The gangster with a golden heart, Raees, starring Shah Rukh Khan, is one of those movies which showcase SRK as an anti hero. And as usual, he has done more than justice to the grey character of Raees, making us root for him even after his illegal methods of earning money.
A bootlegger’s journey during the time of alcohol ban, his high ambitions which many a times lead him into tricky situations, his strive to fight for justice of his people make the character of Raees quite relate able even though it has fewer scruples than us.
What I Took Back From Raees
I was initially very skeptical about the glamorizing of a dark character by someone who himself has millions in following. Also SRK’s penchant for making any character likable was a solid risk for this. But it did not glamorize crime for me at all. If anything, I will think more than twice before making any decision for the fear of making a deal with the devil.
The character of Raees has been very interesting. He is somehow stuck into the 8 year old’s philosophies of looking at the world of good and bad. His intentions are always good. But he is human enough to fall prey to the evils of ego, anger, self preservation and fear. He is human enough to make the deal with the devil when all seems lost. It takes him a huge bolt to come to the realization of his actions, and where he went wrong in the mathematics of life and choices.
The journey is about him coming to terms with the fact that a good deed does not negate the bad. Both add up. And both have their own consequences and rewards. He reaps the rewards of the good most of his life. But then at a point the bad catches up. And there is no escape from that. In trying to get away from that, we often look up for desperate measures, even making a deal with the devil on the way. And that deal is always a “Ghaate ki deal”.
There is always an unethical shortcut to your destination. One can cash in and reach great heights with the cunning, daring and lower qualms about ethics. But in that scenario, there is always somebody who is more evil, with lesser qualms, waiting to cut you off.

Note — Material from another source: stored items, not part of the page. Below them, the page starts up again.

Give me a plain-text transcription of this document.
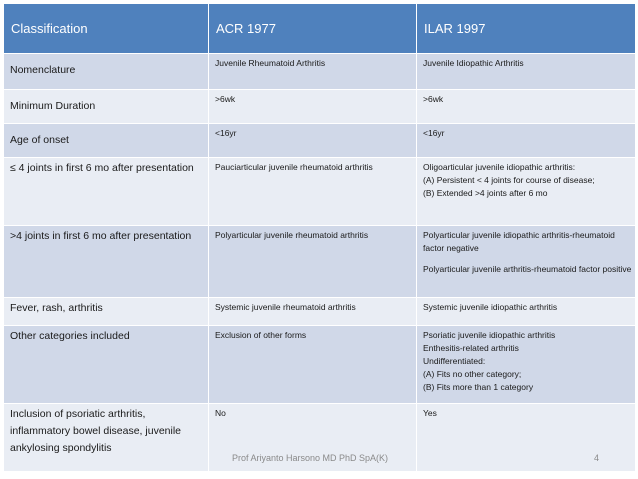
Classification	ACR 1977	ILAR 1997

Nomenclature	Juvenile Rheumatoid Arthritis	Juvenile Idiopathic Arthritis

Minimum Duration	>6wk	>6wk

Age of onset	<16yr	<16yr

≤ 4 joints in first 6 mo after presentation	Pauciarticular juvenile rheumatoid arthritis	Oligoarticular juvenile idiopathic arthritis:

(A) Persistent < 4 joints for course of disease;

(B) Extended >4 joints after 6 mo

>4 joints in first 6 mo after presentation	Polyarticular juvenile rheumatoid arthritis	Polyarticular juvenile idiopathic arthritis-rheumatoid factor negative

Polyarticular juvenile arthritis-rheumatoid factor positive

Fever, rash, arthritis	Systemic juvenile rheumatoid arthritis	Systemic juvenile idiopathic arthritis

Other categories included	Exclusion of other forms	Psoriatic juvenile idiopathic arthritis

Enthesitis-related arthritis

Undifferentiated:

(A) Fits no other category;

(B) Fits more than 1 category

Inclusion of psoriatic arthritis, inflammatory bowel disease, juvenile ankylosing spondylitis	No	Yes

Prof Ariyanto Harsono MD PhD SpA(K)	4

And when the piper comes collecting, you have no choice but to submit to the consequences. Raees is about owning up to the consequences, once the mind is clear about where he stands in the bigger picture of good and bad. Raees is about this strength. Raees is about making human mistakes, but Raees is also about owning up and making amends in the right way for the mistakes.
In a world where we are busy looking for shortcuts and easy success, Raees comes as a huge learning experience. The makers may or may not have intended it this way, but I definitely take this back home with me.